The one-man band known as Five for Fighting was faced with the unenviable task of following up a career-defining pop smash, 2000's "Superman (It's Not Easy)," which became an anthem of survival after the Sept. 11, 2001, terrorist attacks.
"I knew from day one that no matter what I wrote, considering what happened with 'Superman,' that it would never be another 'Superman,' and nor should it be," Ondrasik told AP Television News. "I sat at the piano and just spent a year writing songs again."

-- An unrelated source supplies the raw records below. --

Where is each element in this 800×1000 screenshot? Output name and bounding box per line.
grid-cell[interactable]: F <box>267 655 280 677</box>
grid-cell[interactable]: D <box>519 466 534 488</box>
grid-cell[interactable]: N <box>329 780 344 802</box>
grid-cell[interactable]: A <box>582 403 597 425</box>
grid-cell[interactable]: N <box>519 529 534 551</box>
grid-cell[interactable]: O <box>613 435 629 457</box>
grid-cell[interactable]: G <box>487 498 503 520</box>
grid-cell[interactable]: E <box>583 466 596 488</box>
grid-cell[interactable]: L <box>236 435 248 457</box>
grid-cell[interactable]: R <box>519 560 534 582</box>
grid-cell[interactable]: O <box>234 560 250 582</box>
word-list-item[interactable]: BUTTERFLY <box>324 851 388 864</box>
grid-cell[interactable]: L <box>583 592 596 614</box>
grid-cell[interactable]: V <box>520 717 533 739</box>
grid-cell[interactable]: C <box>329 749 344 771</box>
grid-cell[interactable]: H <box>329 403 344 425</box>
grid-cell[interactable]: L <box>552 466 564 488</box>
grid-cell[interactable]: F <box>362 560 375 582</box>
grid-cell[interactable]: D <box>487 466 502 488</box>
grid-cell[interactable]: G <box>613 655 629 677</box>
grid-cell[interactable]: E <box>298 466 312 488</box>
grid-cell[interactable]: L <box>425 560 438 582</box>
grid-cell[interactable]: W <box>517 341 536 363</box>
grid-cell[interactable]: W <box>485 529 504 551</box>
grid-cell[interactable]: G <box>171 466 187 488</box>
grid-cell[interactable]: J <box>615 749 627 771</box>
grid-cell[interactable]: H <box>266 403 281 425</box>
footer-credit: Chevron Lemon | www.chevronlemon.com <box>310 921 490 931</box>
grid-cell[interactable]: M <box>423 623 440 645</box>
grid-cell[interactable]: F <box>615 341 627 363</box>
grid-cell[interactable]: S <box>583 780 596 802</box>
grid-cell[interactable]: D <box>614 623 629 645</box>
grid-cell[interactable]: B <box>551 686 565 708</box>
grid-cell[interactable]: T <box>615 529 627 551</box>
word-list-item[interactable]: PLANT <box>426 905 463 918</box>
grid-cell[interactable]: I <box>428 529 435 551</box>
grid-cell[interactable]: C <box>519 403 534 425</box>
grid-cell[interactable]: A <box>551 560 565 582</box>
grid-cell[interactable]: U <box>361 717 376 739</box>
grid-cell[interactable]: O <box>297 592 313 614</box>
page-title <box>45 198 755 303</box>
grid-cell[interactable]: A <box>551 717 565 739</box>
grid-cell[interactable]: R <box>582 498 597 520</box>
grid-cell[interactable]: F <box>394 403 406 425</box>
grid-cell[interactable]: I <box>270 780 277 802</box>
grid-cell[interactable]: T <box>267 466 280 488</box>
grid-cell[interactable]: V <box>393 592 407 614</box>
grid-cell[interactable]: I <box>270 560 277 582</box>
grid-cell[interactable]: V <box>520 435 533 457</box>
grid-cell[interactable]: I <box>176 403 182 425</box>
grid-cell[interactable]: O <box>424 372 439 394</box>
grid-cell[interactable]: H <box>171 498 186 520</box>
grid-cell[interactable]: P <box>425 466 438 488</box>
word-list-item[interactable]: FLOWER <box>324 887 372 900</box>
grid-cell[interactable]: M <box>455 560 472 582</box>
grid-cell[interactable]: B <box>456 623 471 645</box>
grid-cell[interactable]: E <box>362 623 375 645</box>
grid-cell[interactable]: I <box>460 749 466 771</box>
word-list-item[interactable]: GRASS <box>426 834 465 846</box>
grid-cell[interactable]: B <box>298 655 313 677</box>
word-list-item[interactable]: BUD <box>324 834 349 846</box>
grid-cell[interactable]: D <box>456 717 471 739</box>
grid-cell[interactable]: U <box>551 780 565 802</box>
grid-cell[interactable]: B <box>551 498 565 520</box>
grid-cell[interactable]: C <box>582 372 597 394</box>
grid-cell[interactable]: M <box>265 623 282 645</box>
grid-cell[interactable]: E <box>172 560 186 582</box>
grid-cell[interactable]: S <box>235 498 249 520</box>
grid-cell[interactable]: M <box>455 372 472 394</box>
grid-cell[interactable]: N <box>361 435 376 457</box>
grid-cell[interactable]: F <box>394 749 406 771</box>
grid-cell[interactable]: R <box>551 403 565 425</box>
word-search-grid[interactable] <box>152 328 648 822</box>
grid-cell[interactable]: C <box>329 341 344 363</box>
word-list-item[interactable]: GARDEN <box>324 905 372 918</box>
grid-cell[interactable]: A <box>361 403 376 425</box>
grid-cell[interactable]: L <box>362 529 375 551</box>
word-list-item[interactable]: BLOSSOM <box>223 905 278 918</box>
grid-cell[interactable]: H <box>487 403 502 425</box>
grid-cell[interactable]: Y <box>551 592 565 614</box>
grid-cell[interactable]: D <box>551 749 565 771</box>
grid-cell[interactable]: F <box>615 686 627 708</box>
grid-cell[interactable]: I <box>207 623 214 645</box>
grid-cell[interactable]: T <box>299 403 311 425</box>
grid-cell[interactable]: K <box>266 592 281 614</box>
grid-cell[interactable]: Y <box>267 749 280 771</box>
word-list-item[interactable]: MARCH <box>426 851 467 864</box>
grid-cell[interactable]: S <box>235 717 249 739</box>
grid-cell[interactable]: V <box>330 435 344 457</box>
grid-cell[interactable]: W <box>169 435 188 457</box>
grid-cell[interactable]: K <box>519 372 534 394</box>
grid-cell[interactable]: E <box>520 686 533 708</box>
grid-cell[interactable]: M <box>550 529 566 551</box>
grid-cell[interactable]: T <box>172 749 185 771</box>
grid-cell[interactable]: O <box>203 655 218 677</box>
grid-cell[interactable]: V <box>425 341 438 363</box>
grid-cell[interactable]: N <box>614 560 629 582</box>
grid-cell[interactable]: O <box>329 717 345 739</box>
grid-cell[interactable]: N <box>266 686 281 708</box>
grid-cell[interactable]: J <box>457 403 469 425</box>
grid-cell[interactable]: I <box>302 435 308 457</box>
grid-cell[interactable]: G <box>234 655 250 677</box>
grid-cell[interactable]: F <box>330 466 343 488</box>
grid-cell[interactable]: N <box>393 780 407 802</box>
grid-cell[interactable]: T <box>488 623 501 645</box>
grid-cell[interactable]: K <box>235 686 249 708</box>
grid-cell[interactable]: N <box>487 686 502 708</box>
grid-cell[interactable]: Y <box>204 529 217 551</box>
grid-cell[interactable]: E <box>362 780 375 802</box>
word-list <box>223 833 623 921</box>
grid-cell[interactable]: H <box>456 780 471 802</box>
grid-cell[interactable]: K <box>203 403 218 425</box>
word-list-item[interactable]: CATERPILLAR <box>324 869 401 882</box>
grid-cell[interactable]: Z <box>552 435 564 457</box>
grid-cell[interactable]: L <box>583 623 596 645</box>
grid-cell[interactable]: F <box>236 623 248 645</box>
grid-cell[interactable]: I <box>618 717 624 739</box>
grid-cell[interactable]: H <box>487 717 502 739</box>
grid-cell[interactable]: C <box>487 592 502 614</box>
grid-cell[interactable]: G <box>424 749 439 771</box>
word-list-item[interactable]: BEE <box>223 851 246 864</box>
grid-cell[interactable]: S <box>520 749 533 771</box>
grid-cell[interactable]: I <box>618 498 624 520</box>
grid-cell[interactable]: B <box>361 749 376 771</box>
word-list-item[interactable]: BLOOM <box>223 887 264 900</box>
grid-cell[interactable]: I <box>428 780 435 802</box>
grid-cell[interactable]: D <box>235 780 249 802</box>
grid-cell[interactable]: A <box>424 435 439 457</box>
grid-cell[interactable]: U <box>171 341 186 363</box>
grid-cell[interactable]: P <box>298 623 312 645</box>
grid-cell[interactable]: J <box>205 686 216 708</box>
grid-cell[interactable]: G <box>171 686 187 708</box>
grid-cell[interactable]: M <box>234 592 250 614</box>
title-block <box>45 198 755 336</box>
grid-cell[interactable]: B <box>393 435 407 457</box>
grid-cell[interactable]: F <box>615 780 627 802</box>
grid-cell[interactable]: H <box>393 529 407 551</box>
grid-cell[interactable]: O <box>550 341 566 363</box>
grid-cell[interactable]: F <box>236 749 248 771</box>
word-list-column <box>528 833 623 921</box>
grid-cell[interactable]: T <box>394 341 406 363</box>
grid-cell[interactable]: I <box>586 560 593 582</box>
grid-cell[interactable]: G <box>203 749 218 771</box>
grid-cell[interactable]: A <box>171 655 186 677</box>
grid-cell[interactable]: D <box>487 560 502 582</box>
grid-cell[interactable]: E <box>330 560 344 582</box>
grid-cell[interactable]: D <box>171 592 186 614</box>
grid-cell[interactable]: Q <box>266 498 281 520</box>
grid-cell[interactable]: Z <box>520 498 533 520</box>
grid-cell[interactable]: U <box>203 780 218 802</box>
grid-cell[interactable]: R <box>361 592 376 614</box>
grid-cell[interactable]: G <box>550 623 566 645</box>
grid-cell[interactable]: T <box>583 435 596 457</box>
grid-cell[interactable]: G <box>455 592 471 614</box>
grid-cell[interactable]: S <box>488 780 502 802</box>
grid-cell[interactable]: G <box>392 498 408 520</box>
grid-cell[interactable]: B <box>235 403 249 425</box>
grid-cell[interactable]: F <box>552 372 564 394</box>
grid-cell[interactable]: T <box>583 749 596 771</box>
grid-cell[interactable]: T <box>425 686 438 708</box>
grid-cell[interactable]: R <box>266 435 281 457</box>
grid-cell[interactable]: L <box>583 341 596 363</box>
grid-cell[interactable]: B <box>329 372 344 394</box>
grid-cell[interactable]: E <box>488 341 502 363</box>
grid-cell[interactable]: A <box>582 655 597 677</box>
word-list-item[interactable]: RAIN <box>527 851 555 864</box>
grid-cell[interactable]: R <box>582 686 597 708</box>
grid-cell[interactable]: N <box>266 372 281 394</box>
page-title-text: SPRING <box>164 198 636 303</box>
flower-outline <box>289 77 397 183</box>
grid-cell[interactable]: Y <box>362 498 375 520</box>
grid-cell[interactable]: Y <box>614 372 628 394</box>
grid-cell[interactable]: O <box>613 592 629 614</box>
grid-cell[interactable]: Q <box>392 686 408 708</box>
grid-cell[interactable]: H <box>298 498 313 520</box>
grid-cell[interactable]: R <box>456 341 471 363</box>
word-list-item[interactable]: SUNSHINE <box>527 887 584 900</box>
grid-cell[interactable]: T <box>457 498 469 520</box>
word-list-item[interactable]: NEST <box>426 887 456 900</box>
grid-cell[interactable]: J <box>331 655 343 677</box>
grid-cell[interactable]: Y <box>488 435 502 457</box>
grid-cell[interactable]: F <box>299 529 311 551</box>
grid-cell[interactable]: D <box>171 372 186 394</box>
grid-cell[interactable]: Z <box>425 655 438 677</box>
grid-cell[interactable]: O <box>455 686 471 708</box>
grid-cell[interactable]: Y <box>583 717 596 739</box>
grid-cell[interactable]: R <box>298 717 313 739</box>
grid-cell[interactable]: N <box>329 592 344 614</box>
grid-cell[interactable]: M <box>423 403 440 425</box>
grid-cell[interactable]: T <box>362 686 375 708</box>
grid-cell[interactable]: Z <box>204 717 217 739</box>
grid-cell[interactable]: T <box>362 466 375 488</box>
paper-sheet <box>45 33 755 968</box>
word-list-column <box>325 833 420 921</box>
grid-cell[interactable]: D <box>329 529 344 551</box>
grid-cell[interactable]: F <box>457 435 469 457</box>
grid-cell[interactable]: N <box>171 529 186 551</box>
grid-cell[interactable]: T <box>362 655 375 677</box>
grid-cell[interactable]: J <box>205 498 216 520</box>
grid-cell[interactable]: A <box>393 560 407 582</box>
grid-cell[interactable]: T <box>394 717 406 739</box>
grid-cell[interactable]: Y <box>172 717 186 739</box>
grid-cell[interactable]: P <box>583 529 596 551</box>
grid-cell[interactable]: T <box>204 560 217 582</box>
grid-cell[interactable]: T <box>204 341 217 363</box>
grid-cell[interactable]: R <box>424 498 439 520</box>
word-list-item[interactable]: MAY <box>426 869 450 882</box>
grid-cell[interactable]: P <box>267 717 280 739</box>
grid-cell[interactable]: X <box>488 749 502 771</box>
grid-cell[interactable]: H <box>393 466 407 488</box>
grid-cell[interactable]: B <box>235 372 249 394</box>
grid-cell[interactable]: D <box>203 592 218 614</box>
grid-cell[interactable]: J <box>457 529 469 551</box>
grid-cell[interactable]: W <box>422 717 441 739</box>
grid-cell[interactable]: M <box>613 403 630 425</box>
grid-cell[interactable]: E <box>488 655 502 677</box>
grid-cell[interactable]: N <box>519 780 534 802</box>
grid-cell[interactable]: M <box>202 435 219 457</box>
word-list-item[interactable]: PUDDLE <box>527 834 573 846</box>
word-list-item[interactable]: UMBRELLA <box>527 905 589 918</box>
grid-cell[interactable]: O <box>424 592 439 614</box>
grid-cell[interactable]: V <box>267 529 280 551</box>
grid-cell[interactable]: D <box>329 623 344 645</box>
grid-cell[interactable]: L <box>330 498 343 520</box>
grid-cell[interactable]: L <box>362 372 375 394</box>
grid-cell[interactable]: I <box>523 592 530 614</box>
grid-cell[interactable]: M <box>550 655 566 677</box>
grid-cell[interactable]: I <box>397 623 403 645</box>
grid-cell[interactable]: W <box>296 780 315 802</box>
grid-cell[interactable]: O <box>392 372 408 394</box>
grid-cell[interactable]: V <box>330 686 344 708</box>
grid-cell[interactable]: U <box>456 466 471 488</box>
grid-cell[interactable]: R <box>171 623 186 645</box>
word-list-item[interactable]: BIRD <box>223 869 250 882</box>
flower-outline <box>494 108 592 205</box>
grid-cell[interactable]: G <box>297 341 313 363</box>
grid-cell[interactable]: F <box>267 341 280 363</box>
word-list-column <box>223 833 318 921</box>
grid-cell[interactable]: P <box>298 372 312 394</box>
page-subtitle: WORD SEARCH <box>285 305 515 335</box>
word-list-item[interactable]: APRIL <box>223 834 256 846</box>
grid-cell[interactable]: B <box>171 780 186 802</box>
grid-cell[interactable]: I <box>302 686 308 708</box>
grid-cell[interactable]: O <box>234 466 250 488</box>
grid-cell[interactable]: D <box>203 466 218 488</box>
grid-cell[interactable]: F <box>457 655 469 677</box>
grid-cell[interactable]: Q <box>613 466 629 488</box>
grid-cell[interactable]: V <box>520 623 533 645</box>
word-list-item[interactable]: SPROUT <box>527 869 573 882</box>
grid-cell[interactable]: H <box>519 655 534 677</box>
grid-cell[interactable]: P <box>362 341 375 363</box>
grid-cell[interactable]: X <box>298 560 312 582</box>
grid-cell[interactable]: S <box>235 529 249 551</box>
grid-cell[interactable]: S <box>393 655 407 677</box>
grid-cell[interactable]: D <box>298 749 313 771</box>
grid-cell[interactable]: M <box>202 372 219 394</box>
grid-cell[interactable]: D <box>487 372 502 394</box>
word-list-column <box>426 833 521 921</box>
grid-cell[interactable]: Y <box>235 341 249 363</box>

He can breathe easier now. Five for Fighting's latest, the contemplative ballad "100 Years," is skipping up the "Billboard" magazine Hot 100, currently at No. 35. The song, from the new Five for Fighting album, "The Battle for Everything" (Columbia), is an oddity: a bittersweet self-portrait with a sing-along hook.
Ondrasik says that while he enjoyed breaking out with "Superman," success is even sweeter this go-around. As a Los Angeles native, he knows that such second acts are rare things indeed.
"I just hope I get to make another record," he says. "Every time I sit down to do this, my goal is to make another one. In the music business today, I don't think you can look past that. It's reality."
And I'm just going to try to write the best songs I can. And as long as people care to hear them, I'll keep doing it."